La prohibición de la absenta
Las tragedias personales añadieron fuego a la campaña contra la bebida verde. El caso de Jean Lanfray, en 1905, es evocado en este relato. El trabajador suizo, tras un día de excesos que culminaron con una botella de absenta, asesinó a su familia. El veredicto de la época no se demoró: la absenta fue el culpable único y consagrado, más allá de cualquier otro licor que hubiese pasado por sus labios aquel día fúnebre.
Un referéndum en Suiza selló el destino de la absenta y el resto de naciones europeas siguieron el ejemplo. Con la Gran Guerra, Francia también claudicó y la absenta se desvaneció del mercado legal, sobreviviendo tan solo en la sombra del contrabando mayormente importada desde España.
Era realmente una bebida peligrosa
Entonces, nos preguntamos, ¿era la absenta verdaderamente esa bebida de visiones turbadoras?
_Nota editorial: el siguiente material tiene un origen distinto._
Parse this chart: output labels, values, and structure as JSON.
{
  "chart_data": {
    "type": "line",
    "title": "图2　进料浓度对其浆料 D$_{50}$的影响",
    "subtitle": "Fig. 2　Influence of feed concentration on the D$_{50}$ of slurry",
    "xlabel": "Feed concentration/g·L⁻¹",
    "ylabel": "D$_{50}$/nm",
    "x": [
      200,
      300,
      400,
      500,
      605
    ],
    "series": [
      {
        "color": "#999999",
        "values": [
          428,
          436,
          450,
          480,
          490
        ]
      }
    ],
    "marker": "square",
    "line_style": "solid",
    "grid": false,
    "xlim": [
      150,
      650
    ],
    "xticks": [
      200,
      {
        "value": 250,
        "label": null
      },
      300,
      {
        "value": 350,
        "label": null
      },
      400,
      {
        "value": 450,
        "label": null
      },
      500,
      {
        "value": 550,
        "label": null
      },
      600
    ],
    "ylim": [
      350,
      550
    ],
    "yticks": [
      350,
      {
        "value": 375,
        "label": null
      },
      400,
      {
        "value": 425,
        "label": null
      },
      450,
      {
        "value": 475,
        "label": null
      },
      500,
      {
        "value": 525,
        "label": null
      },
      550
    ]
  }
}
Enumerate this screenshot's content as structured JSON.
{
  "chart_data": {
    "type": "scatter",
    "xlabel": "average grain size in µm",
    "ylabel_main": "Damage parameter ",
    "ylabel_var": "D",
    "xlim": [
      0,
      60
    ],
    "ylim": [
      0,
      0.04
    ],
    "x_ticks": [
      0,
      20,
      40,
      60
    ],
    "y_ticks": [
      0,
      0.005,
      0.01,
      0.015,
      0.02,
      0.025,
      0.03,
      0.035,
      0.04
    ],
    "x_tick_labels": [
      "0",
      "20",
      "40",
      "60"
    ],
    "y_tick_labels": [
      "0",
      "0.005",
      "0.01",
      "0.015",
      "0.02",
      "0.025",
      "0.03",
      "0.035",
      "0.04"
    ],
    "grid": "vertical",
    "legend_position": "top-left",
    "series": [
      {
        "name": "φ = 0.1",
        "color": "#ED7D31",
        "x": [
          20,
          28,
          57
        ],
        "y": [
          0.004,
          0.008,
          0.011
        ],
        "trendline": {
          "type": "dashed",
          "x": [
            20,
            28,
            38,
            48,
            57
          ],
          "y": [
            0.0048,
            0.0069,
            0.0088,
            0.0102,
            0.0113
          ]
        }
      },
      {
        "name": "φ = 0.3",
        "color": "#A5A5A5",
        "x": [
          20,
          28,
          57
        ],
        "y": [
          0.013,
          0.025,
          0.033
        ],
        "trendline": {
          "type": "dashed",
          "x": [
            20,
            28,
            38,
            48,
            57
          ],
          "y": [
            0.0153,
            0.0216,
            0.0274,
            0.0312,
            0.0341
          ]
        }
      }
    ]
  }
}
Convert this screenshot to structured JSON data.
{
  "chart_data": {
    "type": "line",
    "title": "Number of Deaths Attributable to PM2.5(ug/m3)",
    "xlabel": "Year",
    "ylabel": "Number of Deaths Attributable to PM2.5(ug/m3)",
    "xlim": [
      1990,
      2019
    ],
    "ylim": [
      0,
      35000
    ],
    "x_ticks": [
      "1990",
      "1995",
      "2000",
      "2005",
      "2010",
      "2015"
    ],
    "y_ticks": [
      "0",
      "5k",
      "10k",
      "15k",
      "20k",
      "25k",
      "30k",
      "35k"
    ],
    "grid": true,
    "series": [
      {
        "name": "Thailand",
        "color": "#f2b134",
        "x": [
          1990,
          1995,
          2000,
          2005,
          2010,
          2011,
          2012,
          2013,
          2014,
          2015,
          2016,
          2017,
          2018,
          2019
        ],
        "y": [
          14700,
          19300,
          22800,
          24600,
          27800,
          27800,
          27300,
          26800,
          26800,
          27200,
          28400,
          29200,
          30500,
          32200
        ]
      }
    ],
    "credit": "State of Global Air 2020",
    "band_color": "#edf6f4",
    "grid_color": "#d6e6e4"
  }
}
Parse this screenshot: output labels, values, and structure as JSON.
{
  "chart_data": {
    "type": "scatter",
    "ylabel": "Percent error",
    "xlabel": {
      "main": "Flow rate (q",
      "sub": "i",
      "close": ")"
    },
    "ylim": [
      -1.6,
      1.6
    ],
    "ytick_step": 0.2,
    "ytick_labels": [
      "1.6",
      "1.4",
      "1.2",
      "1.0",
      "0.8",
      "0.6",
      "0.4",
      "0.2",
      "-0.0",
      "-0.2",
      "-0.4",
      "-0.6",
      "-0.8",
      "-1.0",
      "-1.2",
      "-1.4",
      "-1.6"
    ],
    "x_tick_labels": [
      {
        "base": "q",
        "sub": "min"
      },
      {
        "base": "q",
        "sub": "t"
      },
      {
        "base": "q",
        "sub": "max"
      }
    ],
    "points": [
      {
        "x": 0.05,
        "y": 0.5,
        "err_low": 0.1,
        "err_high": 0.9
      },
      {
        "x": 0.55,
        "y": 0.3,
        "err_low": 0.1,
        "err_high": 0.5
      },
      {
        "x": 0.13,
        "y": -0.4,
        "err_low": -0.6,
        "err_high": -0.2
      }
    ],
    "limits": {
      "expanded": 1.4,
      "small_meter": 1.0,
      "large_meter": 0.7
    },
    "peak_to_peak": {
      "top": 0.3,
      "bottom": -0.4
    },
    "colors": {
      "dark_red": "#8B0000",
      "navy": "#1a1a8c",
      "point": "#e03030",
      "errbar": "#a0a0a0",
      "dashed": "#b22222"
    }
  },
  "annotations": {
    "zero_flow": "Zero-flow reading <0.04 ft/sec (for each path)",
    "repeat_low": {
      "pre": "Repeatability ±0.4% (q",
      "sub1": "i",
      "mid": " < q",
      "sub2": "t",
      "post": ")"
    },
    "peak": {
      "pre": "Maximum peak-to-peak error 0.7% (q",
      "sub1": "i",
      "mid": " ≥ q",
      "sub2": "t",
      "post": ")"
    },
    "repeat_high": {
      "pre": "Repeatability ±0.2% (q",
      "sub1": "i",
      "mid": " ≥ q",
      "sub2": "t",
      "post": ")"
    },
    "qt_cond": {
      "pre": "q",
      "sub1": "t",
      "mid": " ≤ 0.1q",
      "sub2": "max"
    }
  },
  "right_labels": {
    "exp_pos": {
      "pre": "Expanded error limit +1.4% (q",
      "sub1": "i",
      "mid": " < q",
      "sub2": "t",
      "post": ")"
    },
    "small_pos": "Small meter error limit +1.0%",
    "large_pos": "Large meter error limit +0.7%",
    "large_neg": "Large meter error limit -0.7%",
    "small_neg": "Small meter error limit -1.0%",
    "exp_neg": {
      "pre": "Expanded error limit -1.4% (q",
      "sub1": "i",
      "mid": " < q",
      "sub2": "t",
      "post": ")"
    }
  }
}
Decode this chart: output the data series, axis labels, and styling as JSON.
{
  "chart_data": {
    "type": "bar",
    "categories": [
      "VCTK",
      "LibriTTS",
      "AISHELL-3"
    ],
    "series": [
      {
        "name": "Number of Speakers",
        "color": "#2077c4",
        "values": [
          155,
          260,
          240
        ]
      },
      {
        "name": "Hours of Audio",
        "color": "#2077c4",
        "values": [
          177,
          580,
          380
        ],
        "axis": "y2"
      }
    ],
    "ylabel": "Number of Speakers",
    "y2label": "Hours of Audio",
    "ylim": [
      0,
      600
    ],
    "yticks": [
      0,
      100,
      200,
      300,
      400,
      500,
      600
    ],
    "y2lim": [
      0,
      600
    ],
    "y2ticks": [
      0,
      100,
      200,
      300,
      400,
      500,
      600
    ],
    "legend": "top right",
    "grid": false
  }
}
En una palabra: no.
La mística que rodea al absenta, esa atractiva “hada verde” que inquietaba las noches parisinas, se ha tejido en torno a un compuesto llamado tuyona (o tujona), una sustancia presente en el aceite esencial de algunas plantas (especialmente en el ajenjo) relacionado químicamente con el alcanfor. Posee acción analéptica y convulsivante.
El antes citado Dr. Valentin Magnan, con su bata y su ceño fruncido, fue quien sembró la semilla de la duda al exponer en sus experimentos del 1864 a unas pobres cobayas al vapor del aceite de ajenjo y al del alcohol. Los pobres seres sometidos al ajenjo convulsionaban, mientras que los inmersos en vapores etílicos, no. ¿Por qué? Pues porque en vez de usar la bebida, que contiene mucha menos cantidad de tuyona, para sus experimentos usó absenta pura, buscando hacer trampas al solitario para que saliera el experimento tal y como él quería. La ciencia moderna además lo ha demostrado, era imposible que bebiendo absenta (por mucho que se bebiese) un ser humano se viese intoxicado por la tuyona.
¿Entonces, qué pasó? La mirada retrospectiva nos dice algo distinto sobre aquellas visiones y demencias: algunos elaboradores de absenta, poco virtuosos en su arte, pudieron haber recurrido a aditivos tóxicos para conseguir un color más verdoso y atractivo o simular una nubosidad ya característica de esta bebida. La infame reputación de la absenta, queridos lectores, no es otra cosa que una narrativa exaltada de una frenética desaprobación de la moralidad de época. Los hospitales psiquiátricos de París, que entre 1867 y 1912 recibieron a más de 16.500 almas perdidas en los mares del alcoholismo, apenas si diagnosticaron el “absintismo” en un 1% . Va a ser que el recelo hacia la absenta nace más de su vínculo con las mentes libres y bohemias que de una veracidad científica sobre sus efectos contraproducentes.
1988, el regreso del hada verde
El año de 1988 fue testigo de cómo la prohibición de la absenta, de casi cien años de duración, se evaporaba como las brumas de la mañana, cuando un nuevo reglamento del Consejo Europeo despejó el camino para el regreso del ajenjo a las estanterías de las destilerías. Y hoy, en una oda a la nostalgia del ayer, hay quien se abalanza a redescubrir ese sabor de una era dorada, aunque es muy probable que lo único que encuentre al final de la botella sea una resaca de proporciones épicas.